Menurutnya, bukti-bukti tersebut memiliki peran penting untuk menentukan langkah hukum yang tepat serta mendukung proses pembuktian apabila perkara berlanjut ke ranah hukum.

"Korban berhak memperoleh perlindungan hukum dan meminta pertanggungjawaban atas kerugian yang dialaminya. Karena itu, penting untuk segera mengamankan bukti dan berkonsultasi mengenai langkah hukum yang tersedia," tegasnya.

Lebih lanjut, Andi Akbar menilai bahwa penggelapan pada dasarnya merupakan bentuk penyalahgunaan kepercayaan yang diberikan oleh orang lain. Oleh karena itu, kesadaran hukum dan penghormatan terhadap hak milik menjadi faktor penting untuk mencegah terjadinya tindak pidana tersebut.

"Kepercayaan merupakan fondasi penting dalam hubungan sosial maupun bisnis.

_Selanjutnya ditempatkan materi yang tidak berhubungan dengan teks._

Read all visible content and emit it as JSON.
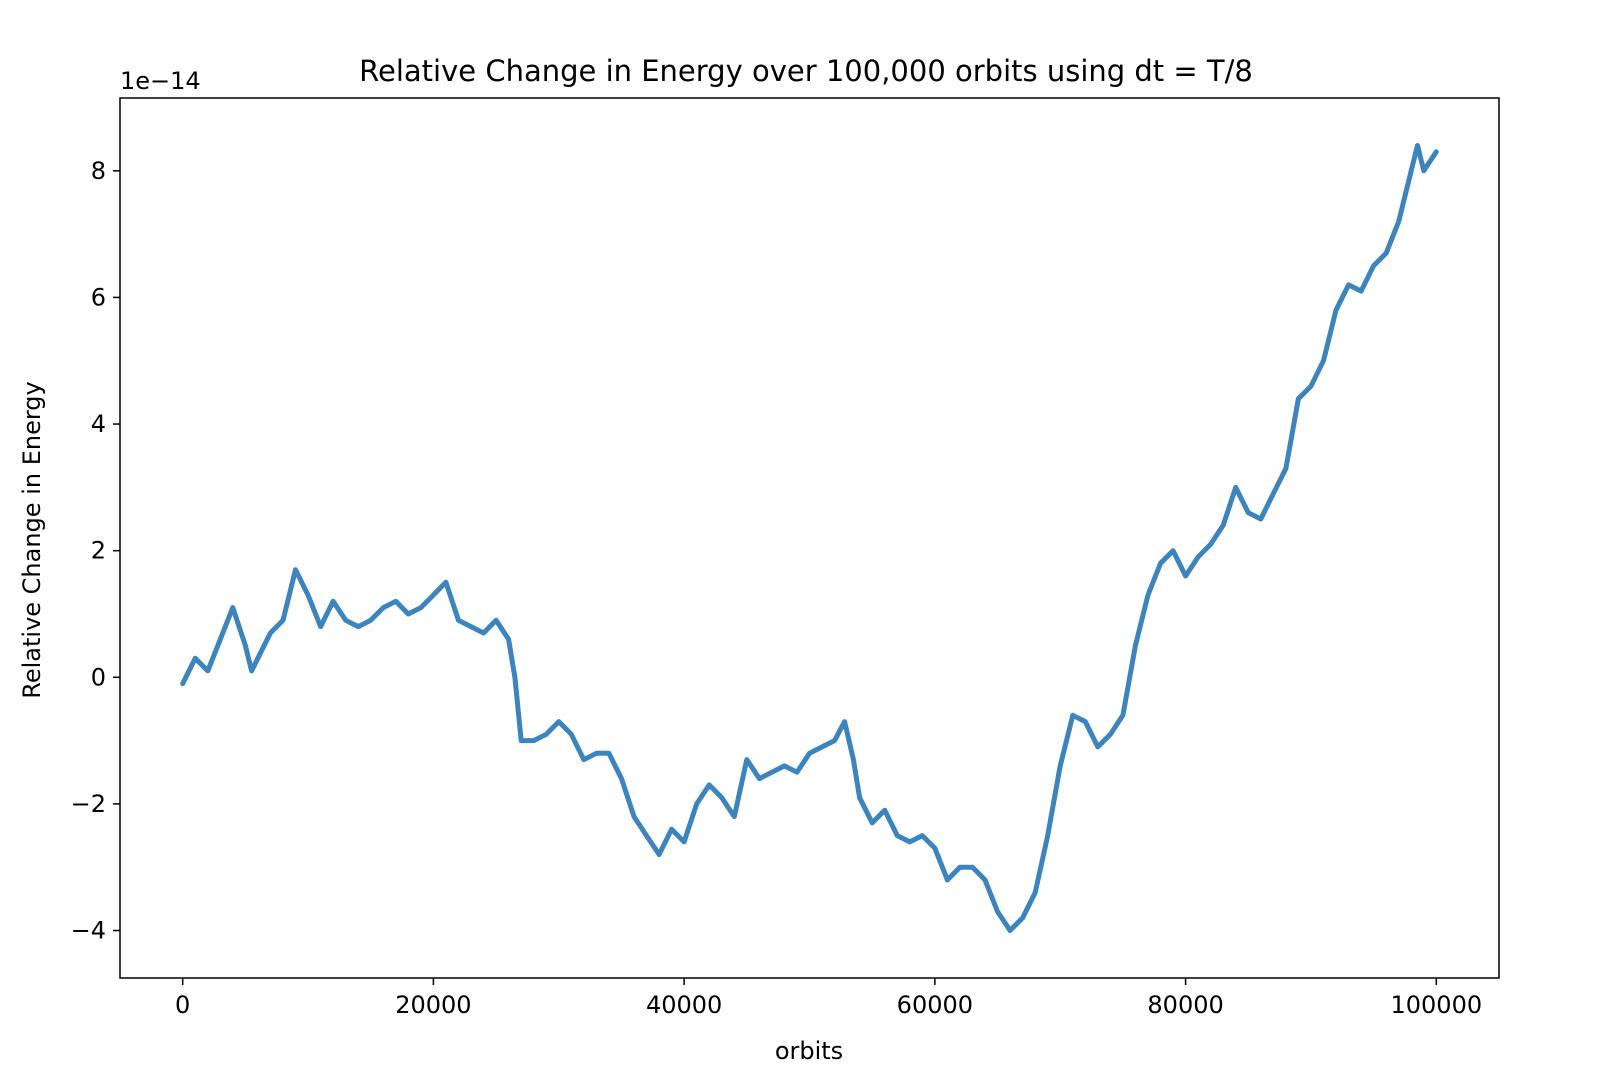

Ketika kepercayaan itu disalahgunakan untuk menguasai hak milik orang lain secara melawan hukum, maka perbuatan tersebut dapat menimbulkan konsekuensi hukum yang serius," katanya.

Kalangan hukum menilai bahwa penegakan hukum yang konsisten terhadap pelaku penggelapan menjadi bagian penting dalam memberikan perlindungan kepada masyarakat dan dunia usaha. Di tengah meningkatnya aktivitas ekonomi dan transaksi berbasis kepercayaan, pemahaman terhadap aspek hukum serta dokumentasi yang baik dinilai menjadi langkah preventif yang efektif untuk mengurangi potensi sengketa maupun tindak pidana penggelapan di masa mendatang.